I know I'm still a little nervous about the birth part too. DH was gone for DD, so I have no idea what to expect out of him for this one. Also, when I had DD all the L&D rooms were full, so I had to wait 5-6 hours to finally get into one at 7cm. It's just so odd since we have wanted this child for over two years now and it's finally about to happen.
Anyone have any experiences they want to share?
I'm so sorry that you are having pre labor jitters. I know once you hold that sweet baby in your arms she will meet all of your expectations. I think the most magical moments of my life is when I heard both of my boys cry for the first time. There is nothing like it in the world. It still brings tears to my eyes when I think about.
Good luck. I can't wait to hear the good news of your little baby coming into this world.
Thank you *Kiliki* for my beautiful siggy
I had a hard time getting excited about Kody's birth, even going into the hospital. I guess I felt like, I'd believe it when I saw it! I was skeptical too about having a healthy baby after a loss. But he's here, he's beautiful and he was worth it. I hope everything goes great for you and your precious baby exceeds all your expectations!
I am sorry you are dealing with pre-labor jitters, but I don't think it is out of the ordinary for women that have had a loss to feel like that. You feel like something has already been taken away once and don't want to set yourself up for (for lack of a better word) disappointment.

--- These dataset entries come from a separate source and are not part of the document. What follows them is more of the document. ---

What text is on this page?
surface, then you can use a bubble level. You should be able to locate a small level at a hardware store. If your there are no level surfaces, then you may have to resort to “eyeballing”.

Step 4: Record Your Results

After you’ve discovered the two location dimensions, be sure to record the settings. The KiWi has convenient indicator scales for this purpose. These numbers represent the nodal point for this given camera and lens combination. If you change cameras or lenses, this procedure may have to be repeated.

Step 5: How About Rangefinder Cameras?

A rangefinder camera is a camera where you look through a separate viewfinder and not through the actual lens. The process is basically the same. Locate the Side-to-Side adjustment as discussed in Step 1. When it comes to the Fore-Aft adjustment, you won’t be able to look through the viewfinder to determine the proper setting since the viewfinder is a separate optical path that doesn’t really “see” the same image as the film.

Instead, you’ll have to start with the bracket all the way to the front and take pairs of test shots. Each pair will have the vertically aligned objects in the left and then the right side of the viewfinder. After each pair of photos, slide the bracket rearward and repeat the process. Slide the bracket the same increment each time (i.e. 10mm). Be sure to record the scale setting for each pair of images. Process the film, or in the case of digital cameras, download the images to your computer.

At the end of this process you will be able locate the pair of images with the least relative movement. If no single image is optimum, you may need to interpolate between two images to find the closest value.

None of us know what to expect from our DH's the first time, whether it is the first child or just the first time they are in the room with us. I know with my DH he really surprised me once things started going, he was awesome and I wasn't really sure what he would do, but he stepped up!
Once you have that baby girl in your arms, you will realize that it was all worth it and things couldn't be better!
(((Hugs))) Totally normal feelings hun!!! I had a lot of anxiety right at the end. I started feeling really guilty for some reason about Akadia not being the only one anymore and having to split my time up. I worried whether I could possibly love this baby as much as I already loved her sister and how was she going to fit in etc... I remember laying in bed with Akadia the night I went into labor and thinking how this could be my last night of it just being "us". And then the first few days home from the hospital, I cried because DH did the nighttime routine with Akadia since I was busy with baby. Made me so sad that I couldn't do everything. But now I can't imagine life without Cambria. She is my little princess and although mommy is stretched a little between a demanding 3 year old and a little 7 month old, I wouldn't have it any other way. There will be some adjusting at first, but it is sooo worth it. And the whole labor part will be over before you know it! Don't be discouraged if it doesn't all fall into place right away though. Post-pregnancy emotions can be all over the place and it took me a few weeks to settle down and start really bonding with Cam.